Pro tip : pick tasks that are relatively easy to complete while walking, such as reading, answering emails, or brainstorming (and maybe save that Zoom meeting for later).

6. Switch up your commute

If possible, try varying your commute. Run, walk, or bike to work a few days a week for a built-in morning workout. In addition to providing physical health benefits, biking and other activities that require focus can help keep your mind away from negative thoughts and decrease stress levels.

Pro tip : decrease your carbon footprint from transport by around 67 percent just by biking instead of driving to your destination once a day.

7. Involve the kiddos

If you just can’t sneak in some alone time to exercise, involve your kids in your workout! Try having them do yoga with you—which has been shown to boost both mental and physical health in kids aged six to 12—or let them bike alongside you while you run.

Pro tip : if your child is not able to participate in a parent-child workout, or you’re really searching for time to yourself, sign them up for an activity near your local gym.

8. Take a resistance band on the go

For a mini workout anytime, anywhere, keep a resistance band in your bag or car!
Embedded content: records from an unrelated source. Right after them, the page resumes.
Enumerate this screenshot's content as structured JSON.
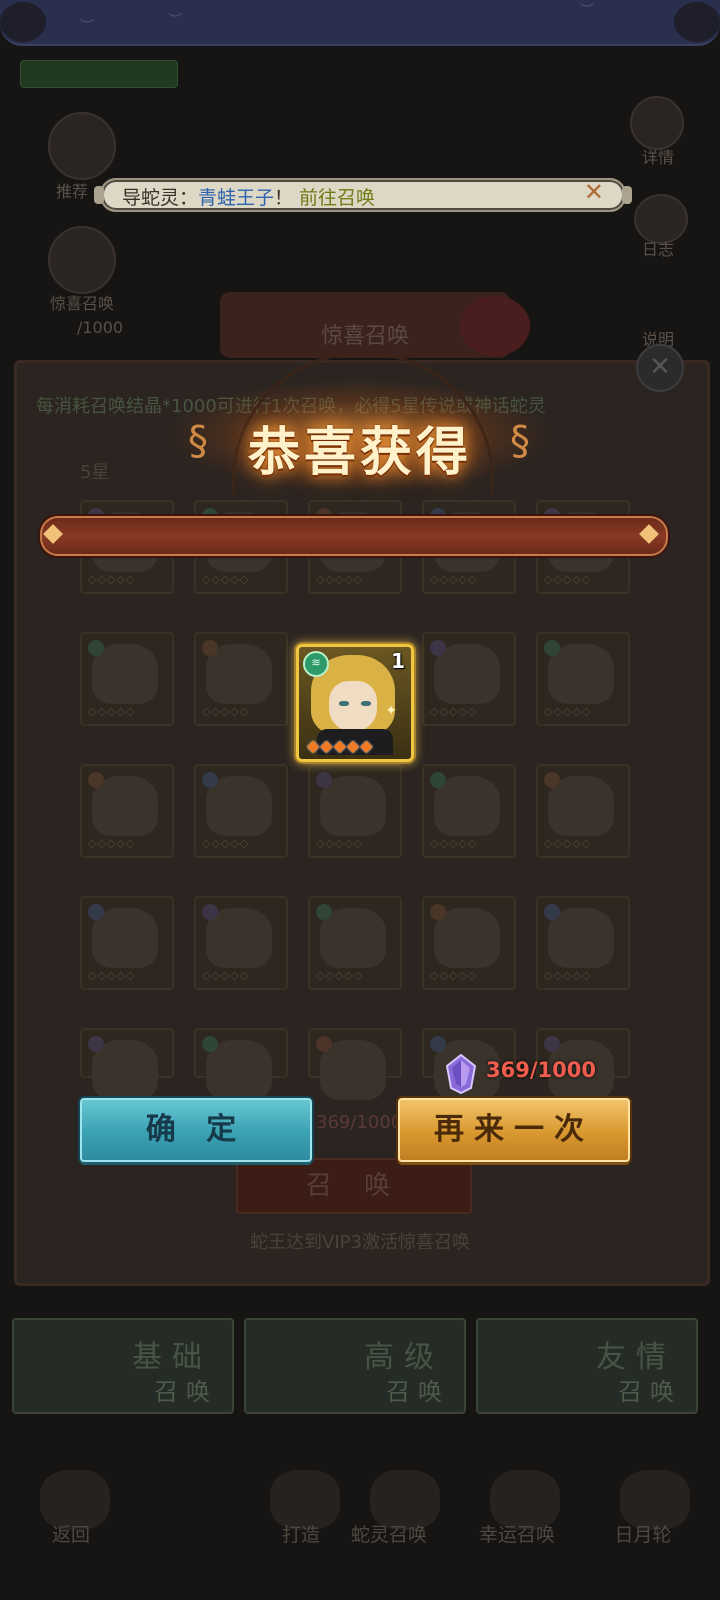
{
  "background": {
    "side_left": [
      {
        "label": "推荐"
      },
      {
        "label": "惊喜召唤",
        "sub": "/1000"
      }
    ],
    "side_right": [
      {
        "label": "详情"
      },
      {
        "label": "日志"
      },
      {
        "label": "说明"
      }
    ],
    "panel_title": "惊喜召唤",
    "rule_text": "每消耗召唤结晶*1000可进行1次召唤，必得5星传说或神话蛇灵",
    "star_label": "5星",
    "summon_cost": "369/1000",
    "summon_button": "召 唤",
    "vip_hint": "蛇王达到VIP3激活惊喜召唤",
    "tabs": [
      {
        "title": "基础",
        "sub": "召唤"
      },
      {
        "title": "高级",
        "sub": "召唤"
      },
      {
        "title": "友情",
        "sub": "召唤"
      }
    ],
    "bottom_nav": [
      {
        "label": "返回"
      },
      {
        "label": "打造"
      },
      {
        "label": "蛇灵召唤"
      },
      {
        "label": "幸运召唤"
      },
      {
        "label": "日月轮"
      }
    ]
  },
  "notice": {
    "prefix": "导蛇灵：",
    "name": "青蛙王子",
    "exclaim": "！",
    "link": "前往召唤",
    "close_icon": "close-x-icon"
  },
  "reward": {
    "title": "恭喜获得",
    "hero": {
      "count": "1",
      "stars": 5,
      "stars_text": "◆◆◆◆◆",
      "element_icon": "wind-element-icon"
    },
    "crystal": {
      "icon": "crystal-icon",
      "count": "369/1000"
    }
  },
  "buttons": {
    "confirm": "确 定",
    "again": "再来一次"
  },
  "colors": {
    "title_glow": "#f29a3b",
    "confirm_btn": "#3aa1b3",
    "again_btn": "#d9982f",
    "crystal_count": "#f05d4f",
    "notice_name": "#2e64ae",
    "notice_link": "#6f7c17"
  }
}
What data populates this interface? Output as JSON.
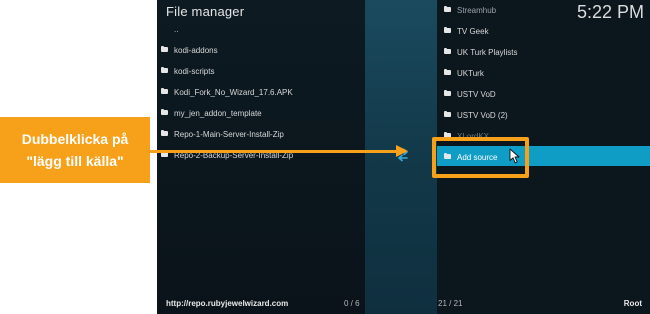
{
  "window": {
    "title": "File manager",
    "clock": "5:22 PM"
  },
  "left_list": {
    "items": [
      {
        "label": "..",
        "icon": "none"
      },
      {
        "label": "kodi-addons",
        "icon": "folder-icon"
      },
      {
        "label": "kodi-scripts",
        "icon": "folder-icon"
      },
      {
        "label": "Kodi_Fork_No_Wizard_17.6.APK",
        "icon": "folder-icon"
      },
      {
        "label": "my_jen_addon_template",
        "icon": "folder-icon"
      },
      {
        "label": "Repo-1-Main-Server-Install-Zip",
        "icon": "folder-icon"
      },
      {
        "label": "Repo-2-Backup-Server-Install-Zip",
        "icon": "folder-icon"
      }
    ]
  },
  "right_list": {
    "items": [
      {
        "label": "Streamhub",
        "icon": "folder-icon"
      },
      {
        "label": "TV Geek",
        "icon": "folder-icon"
      },
      {
        "label": "UK Turk Playlists",
        "icon": "folder-icon"
      },
      {
        "label": "UKTurk",
        "icon": "folder-icon"
      },
      {
        "label": "USTV VoD",
        "icon": "folder-icon"
      },
      {
        "label": "USTV VoD (2)",
        "icon": "folder-icon"
      },
      {
        "label": "XLordKX",
        "icon": "folder-icon"
      },
      {
        "label": "Add source",
        "icon": "folder-icon"
      }
    ],
    "selected": "Add source"
  },
  "footer": {
    "path": "http://repo.rubyjewelwizard.com",
    "left_count": "0 / 6",
    "right_count": "21 / 21",
    "right_path": "Root"
  },
  "callout": {
    "line1": "Dubbelklicka på",
    "line2": "\"lägg till källa\""
  },
  "colors": {
    "accent": "#f7a11a",
    "highlight": "#0f9cc5",
    "background": "#0d1a22"
  }
}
Resistance bands are easy to use, affordable, and helpful for building strength when used correctly. Make sure to do your research or consult a personal trainer to learn how to use this small but mighty fitness tool properly.

Pro tip : more than just a fun recess activity for kids, a jump rope is another portable fitness tool that can be great for a killer cardio workout.

9. Create healthy hobbies

As shown by many of the workout ideas on this list, exercise doesn’t have to look like heading to the gym or strapping on your running shoes. Tie your workout into your free time by finding forms of exercise that bring you joy. Sign up for a dance class, take up geocaching, or simply walk the long way to your favorite coffee shop.

Pro tip : for a unique heart-pumping hobby, head to your local climbing gym to try indoor rock climbing (also known as bouldering).

10. Switch it up

Don’t feel like you need to stick to one form of exercise. Head to the gym one day, go for a long walk the next, and do some bedtime yoga the day after that. This will help you stay motivated to fit movement into your busy schedule—not just this year, but also long into the future!

Pro tip : Don’t forget to schedule rest days to help promote muscle recovery, prevent injury, and encourage relaxation.